"Mi médico ideal se parecería a Oliver Sacks. Me imagino al doctor Sacks entrando en mi condición de enfermo, mirándola en derredor, desde dentro, como un casero amable, con un inquilino, tratando de ver la manera de que el inmueble sea más grato de habitar. Miraría en derredor llevándome de la mano y entendería qué se siente siendo yo. Trataría entonces de hallar alguna ventaja en la situación. Es capaz de convertir las desventajas en ventajas. El doctor Sacks sabría ver el genio de mi enfermedad. Mezclaría su daimon con el mío. Juntos lucharíamos contra mi destino, como Rupert y Birkin en la escena de la biblioteca, en 'Mujeres enamoradas', de D. H. Lawrence".
(Anatole Broyard)
Como seres finitos y mortales los hombres no podemos eludir la
muerte ni la
enfermedad, algún día todos estaremos enfermos y algún día todos moriremos (
mors certa, hora incerta).
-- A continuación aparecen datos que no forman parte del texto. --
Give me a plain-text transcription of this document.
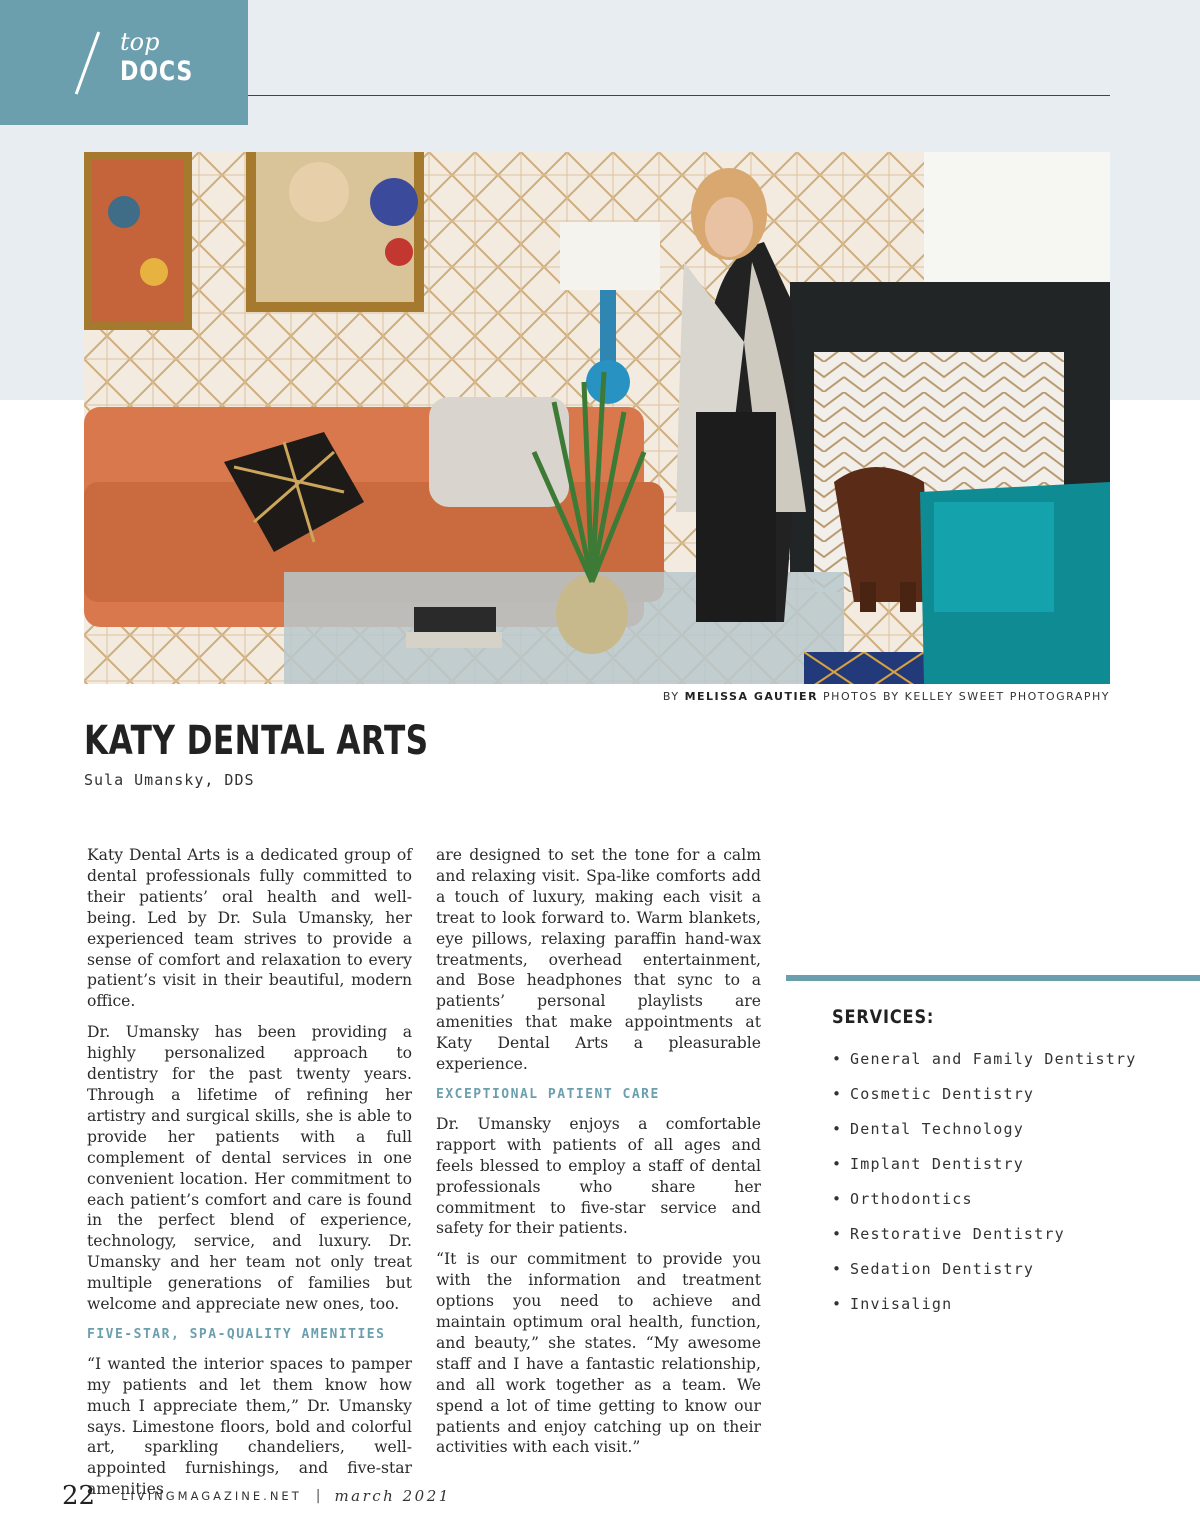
top
DOCS
BY MELISSA GAUTIER PHOTOS BY KELLEY SWEET PHOTOGRAPHY
KATY DENTAL ARTS
Sula Umansky, DDS

Katy Dental Arts is a dedicated group of dental professionals fully committed to their patients’ oral health and well-being. Led by Dr. Sula Umansky, her experienced team strives to provide a sense of comfort and relaxation to every patient’s visit in their beautiful, modern office.

Dr. Umansky has been providing a highly personalized approach to dentistry for the past twenty years. Through a lifetime of refining her artistry and surgical skills, she is able to provide her patients with a full complement of dental services in one convenient location. Her commitment to each patient’s comfort and care is found in the perfect blend of experience, technology, service, and luxury. Dr. Umansky and her team not only treat multiple generations of families but welcome and appreciate new ones, too.

FIVE-STAR, SPA-QUALITY AMENITIES

“I wanted the interior spaces to pamper my patients and let them know how much I appreciate them,” Dr. Umansky says. Limestone floors, bold and colorful art, sparkling chandeliers, well-appointed furnishings, and five-star amenities

are designed to set the tone for a calm and relaxing visit. Spa-like comforts add a touch of luxury, making each visit a treat to look forward to. Warm blankets, eye pillows, relaxing paraffin hand-wax treatments, overhead entertainment, and Bose headphones that sync to a patients’ personal playlists are amenities that make appointments at Katy Dental Arts a pleasurable experience.

EXCEPTIONAL PATIENT CARE

Dr. Umansky enjoys a comfortable rapport with patients of all ages and feels blessed to employ a staff of dental professionals who share her commitment to five-star service and safety for their patients.

“It is our commitment to provide you with the information and treatment options you need to achieve and maintain optimum oral health, function, and beauty,” she states. “My awesome staff and I have a fantastic relationship, and all work together as a team. We spend a lot of time getting to know our patients and enjoy catching up on their activities with each visit.”

SERVICES:
• General and Family Dentistry
• Cosmetic Dentistry
• Dental Technology
• Implant Dentistry
• Orthodontics
• Restorative Dentistry
• Sedation Dentistry
• Invisalign
22 LIVINGMAGAZINE.NET | march 2021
Pero sí está en nuestra mano resistirnos a la enfermedad y alejar temporalmente a la muerte, pudiendo convertir esta oposición "en un juego, en una ocupación provisional, incluso en una forma artística". Una
enfermedad y, sobre todo una enfermedad crítica, puede darnos un grado de libertad que no teníamos, puede convertirse "en un gran permiso, una autorización o una absolución". Podemos controlar una enfermedad dándole forma de narración. Para
Broyard -crítico literario y enfermo terminal de
cáncer- el relato y la narración son una reacción natural a la enfermedad, son anticuerpos contra ella y el dolor. Como escritor
Anatole sabe que cualquier novelista transforma su desazón existencial en un texto literario y que lo mismo puede hacer una persona enferma, transformando su sufrimiento y su miedo en un relato capaz de "desintoxicarlo". Para ello cuenta con el poder terapéutico del estilo y las metáforas, capaces ambos de sanar o aliviar con mayor eficacia incluso que la risa. La inmortalidad es una quimera, pero el deseo intenso de vivir, el "fervor del superviviente", es una especie de inmortalidad subsidiaria que ni siquiera la
enfermedad o la cercanía de la
muerte puede quitarnos.
Se puede estar
ebrio de enfermedad, transformar esta circunstancia en una "excitación útil", en una oportunidad para intensificar la vida, para aumentar nuestro grado de concentración e implicación con la misma. Conseguir esto dependerá en gran parte del
enfermo, pero también tendrá un papel primordial el
médico. El médico no es simplemente un vendedor de curas y remedios, su cometido principal debe ser reconciliar al paciente con la enfermedad y la muerte, aclarar con él el "malentendido" que significa morir. El
médico debe llegar al alma del paciente y usarla como remedio terapéutico, estar atento a las fluctuaciones del yo tan típicas del hombre enfermo y contribuir a reagrupar su individualidad dispersa por el dolor. Un
paciente siempre se halla "al borde de la revelación", necesita ser entendido, ser leído en profundidad, ya que su relato es valioso y único, como única es su
enfermedad. Sin esta lectura atenta y empática por parte del médico el enfermo se transforma sólo en una enfermedad y el acto médico simplemente en una dispensación de tratamientos.
Anatole Broyard fue un
enfermo perfecto, veía todo como si fuera una metáfora, se adueñó por completo de su enfermedad y la transformó en una vigorosa narración. Decidió que no le iban a llevar a la
muerte sino que se subiría en ella de un salto, no renunció nunca a su hábito de la ironía ni a su sentido lúdico de la existencia. Convirtió la angustia en "una especie de animal doméstico, en un perro o en un entretenido y kafkiano compañero". Siempre pensó que un hombre debía morir como le diera la gana y que "en el último momento de la muerte habría que expulsar de la habitación al médico y también a la truculenta
Elisabeth Kübler-Ross". No se rindió jamás a la
enfermedad y tuvo una "
muerte indómita", creativa y bella. No vivió de incógnito su vida ni tampoco su muerte y, al final, pudo modelar algo profundamente suyo y, como diría
Ernest Becker, dejarlo caer como una ofrenda en el gran torrente de la fuerza vital.